People are always surprised to find out that my mom and dad eat vegan, but they actually started eating vegan before I did.
I grew up on cube steak and meatloaf, but salad was an essential part of dinner (my dad would sulk otherwise): big chunks of tomatoes, chopped carrots, onion and lots of lettuce. When I went vegetarian, my dad would make special salad-tortilla wraps for me and my mom would buy TVP-chili box mixes from the co-op.
And so when I went to live with them for a summer after college, I knew I had to make them as many great veggie (and usually vegan) dinners as possible, so they could see how much I’d learned about the variety and the ease of cooking healthy and filling vegetarian meals for myself. They kept eating that way after I moved to Scotland and then went completely vegan when I was still eating yogurt a few times a week (that’s when I knew I had to go for it).
Like my mom said, it was a totally natural step for old hippies to take.
This is a variant of a Mark Bittman recipes that I made for my dad in the beginning of his first vegetarian summer and he said (one of my favorite things to hear): “I didn’t know vegetables could taste like this.” Now he knows better than me.
This is a super simple recipe that completely transforms standard red radishes. Begin by braising the radishes in veggie stock (or white wine if you like) until tender and then boil off the liquid and glaze them in the olive oil, soy sauce and pan juices. It’s great on toast for lunch but also for dinner as a savory side dish.

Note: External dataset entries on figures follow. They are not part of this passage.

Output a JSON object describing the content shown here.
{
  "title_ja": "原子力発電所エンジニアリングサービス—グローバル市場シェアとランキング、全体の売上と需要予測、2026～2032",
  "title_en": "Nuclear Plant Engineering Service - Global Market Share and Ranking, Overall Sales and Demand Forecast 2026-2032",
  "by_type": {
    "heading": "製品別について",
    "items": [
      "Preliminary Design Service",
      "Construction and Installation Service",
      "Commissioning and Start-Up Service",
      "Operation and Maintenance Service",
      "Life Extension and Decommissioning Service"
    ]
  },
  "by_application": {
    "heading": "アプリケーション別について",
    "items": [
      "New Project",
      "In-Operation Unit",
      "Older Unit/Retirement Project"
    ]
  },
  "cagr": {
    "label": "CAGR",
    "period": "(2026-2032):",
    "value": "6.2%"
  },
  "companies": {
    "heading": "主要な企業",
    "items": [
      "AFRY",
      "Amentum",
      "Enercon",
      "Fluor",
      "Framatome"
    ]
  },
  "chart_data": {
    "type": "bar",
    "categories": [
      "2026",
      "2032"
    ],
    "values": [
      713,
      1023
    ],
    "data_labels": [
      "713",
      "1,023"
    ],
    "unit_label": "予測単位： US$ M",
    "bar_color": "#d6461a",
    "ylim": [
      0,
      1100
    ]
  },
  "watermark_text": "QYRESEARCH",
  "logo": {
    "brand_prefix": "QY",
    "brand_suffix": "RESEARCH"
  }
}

- 1 generous tablespoon olive oil
- 1 pound radishes, tops trimmed
- 1/2 cup vegetable stock
- 1 tablespoon soy sauce or (gf) tamari
- black pepper
- fresh parsley & fresh lemon juice
- 4 slices toast (optional)
- sea salt to taste
- In a medium-sized pot (with a lid), combine the veggie stock, radishes, olive oil, and soy sauce. Bring to a boil, then cover and reduce heat to a simmer. Cook for 15 minutes or until the radishes are tender. Remove the lid and increase the heat to a boil and cook until the liquid is gone.
- Serve hot as a side with chopped parsley and a squeeze of lemon juice. Or lightly mash on toast with parsley, lemon juice and a pinch of sea salt to taste.